Depuis, j'écris directement à l'écran: l'imprimé ne me sert plus que pour fixer de temps en temps l'état d'un texte, pour en donner, à quelqu'un d'allergique à l'écran, une sorte de photo, d'instantané, une approximation. Une simple approximation parce que l'imprimé nous oblige à une relation linéaire: le texte s'y déroule page à page (la plupart du temps). Alors que la technique des liens permet une autre relation au temps et à l'espace de l'imaginaire. Et, pour moi, c'est surtout l'occasion de pratiquer l'écriture/lecture 'en sphère', dont l'action de feuilleter un livre ne donne qu'une idée, vague parce que le livre n'est pas concu pour ça."

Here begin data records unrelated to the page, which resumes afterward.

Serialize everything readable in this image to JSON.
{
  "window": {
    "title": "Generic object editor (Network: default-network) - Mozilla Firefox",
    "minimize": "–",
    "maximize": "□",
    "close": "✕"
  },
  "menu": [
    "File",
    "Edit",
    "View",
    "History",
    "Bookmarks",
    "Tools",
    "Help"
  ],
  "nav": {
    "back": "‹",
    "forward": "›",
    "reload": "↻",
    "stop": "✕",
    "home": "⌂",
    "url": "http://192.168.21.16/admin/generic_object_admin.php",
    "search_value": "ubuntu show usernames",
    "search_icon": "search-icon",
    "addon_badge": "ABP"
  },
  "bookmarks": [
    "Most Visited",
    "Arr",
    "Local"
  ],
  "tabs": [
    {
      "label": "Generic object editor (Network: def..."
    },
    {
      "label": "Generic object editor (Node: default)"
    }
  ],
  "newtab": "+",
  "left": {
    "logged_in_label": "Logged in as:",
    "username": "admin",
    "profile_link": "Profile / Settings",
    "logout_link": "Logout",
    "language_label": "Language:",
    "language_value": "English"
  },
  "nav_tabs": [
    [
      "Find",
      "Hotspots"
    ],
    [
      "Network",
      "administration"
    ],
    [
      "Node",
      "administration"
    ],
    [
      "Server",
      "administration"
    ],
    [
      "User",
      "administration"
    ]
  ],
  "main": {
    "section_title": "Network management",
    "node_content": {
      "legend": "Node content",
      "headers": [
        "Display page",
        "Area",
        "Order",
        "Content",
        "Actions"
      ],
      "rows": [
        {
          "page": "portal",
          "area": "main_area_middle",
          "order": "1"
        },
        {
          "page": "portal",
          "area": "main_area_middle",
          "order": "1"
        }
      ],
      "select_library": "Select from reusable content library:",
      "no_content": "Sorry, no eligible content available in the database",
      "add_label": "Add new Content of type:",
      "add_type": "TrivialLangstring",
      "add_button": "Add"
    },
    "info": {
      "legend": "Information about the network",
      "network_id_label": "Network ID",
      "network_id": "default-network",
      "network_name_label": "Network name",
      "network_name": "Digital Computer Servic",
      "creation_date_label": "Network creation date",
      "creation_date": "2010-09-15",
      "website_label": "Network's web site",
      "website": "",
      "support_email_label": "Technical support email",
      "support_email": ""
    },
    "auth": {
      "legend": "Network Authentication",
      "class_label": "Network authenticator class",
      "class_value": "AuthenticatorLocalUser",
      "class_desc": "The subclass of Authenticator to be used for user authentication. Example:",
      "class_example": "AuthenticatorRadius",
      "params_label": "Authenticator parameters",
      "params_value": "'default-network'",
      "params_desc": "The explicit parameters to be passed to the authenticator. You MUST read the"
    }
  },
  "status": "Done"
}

En plus de ce changement dans la relation information-utilisateur, nous assistons aussi à une transformation radicale de la nature même de l'information. L'information contenue dans les livres restait la même, au moins pendant une période donnée, ce qui nous a encouragé à penser que l'information était stable. Mais la révolution numérique change tout ceci. Soudain ce n'est plus l'information statique qui est la plus fiable, mais l'information la plus récente qui, elle, est en constante mutation.
Internet ne supprimera sans doute pas plus l'imprimé que la télévision n'a supprimé le livre, ou que le livre de poche n'a supprimé le beau livre. "Toute ma vie, j'ai eu une histoire d'amour avec les livres et la lecture. Elle continue sans être affectée par l'automatisation, les ordinateurs, et tous les gadgets du XXe siècle", écrivait Robert Downs dans Books in My Life. Une façon de rappeler que, bien qu'excellents outils de connaissance et de communication, l'informatique et Internet ne sont pas une fin en soi.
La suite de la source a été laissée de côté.